Chapter 18 focuses on the design of architecture and algorithms for optimization of network defense systems, specifically firewalls, to aid not only adaptive and real-time packet filtering but also fast content based routing (differentiated services) for today’s data driven networks. It presents various algorithmic and architectural techniques that seek to overcome shortcomings in terms of adaptation, speed of operation (under attack or heavily loaded conditions), and overall operational cost-effectiveness of current network defense systems. Approaches for Tier-I Internet Service Provider networks, and filtering routers are presented to correlate the dynamic metrics and achieve situational awareness required to protect critical network infrastructure and data driven operations over the Internet. The tools proposed also aim to offer the flexibility to include new approaches, and provide the ability to migrate or deploy additional entities for attack detection and defense. The design aspects presented in the proposed automated tool PITWALL assist network administrators in gaining real-time network dynamic information and hence in enhancing the overall security of any typical enterprise network system.

As a starting point for the development of a common visualization of the forensics process by the members of an investigating team, chapter 19 provides algorithms that provide guidance and step by step instructions on how to deal with computer forensics and the investigations they carry out.
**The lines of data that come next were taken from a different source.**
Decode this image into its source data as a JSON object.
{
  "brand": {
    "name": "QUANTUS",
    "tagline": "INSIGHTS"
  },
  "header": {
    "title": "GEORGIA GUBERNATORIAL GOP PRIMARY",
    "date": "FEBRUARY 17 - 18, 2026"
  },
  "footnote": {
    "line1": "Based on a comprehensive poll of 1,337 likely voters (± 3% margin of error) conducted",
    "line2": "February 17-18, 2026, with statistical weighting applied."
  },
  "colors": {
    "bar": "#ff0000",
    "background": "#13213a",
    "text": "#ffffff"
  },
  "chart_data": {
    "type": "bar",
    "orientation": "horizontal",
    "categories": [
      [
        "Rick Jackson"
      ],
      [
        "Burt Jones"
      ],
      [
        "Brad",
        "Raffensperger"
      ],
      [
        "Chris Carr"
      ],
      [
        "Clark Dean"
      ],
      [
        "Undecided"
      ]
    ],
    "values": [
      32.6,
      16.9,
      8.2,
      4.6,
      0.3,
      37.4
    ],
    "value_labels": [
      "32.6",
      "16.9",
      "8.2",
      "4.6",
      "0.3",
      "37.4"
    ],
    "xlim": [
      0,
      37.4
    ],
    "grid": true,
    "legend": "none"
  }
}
A general introductory overview of computer forensics is provided, and then the framework of a forensic investigation is summarized. On the basis of this framework, three algorithms are provided, one for each phase of a forensic investigation, which cover the different aspects of computer forensics and address key elements to be considered when attacked systems are investigated. Algorithms that provide a complete model of the forensics process are unlikely to be created, but they are a starting point, from which additional guidance can be provided to analysts on the basis of their particular expertise that leverages their existing understanding of the workspace.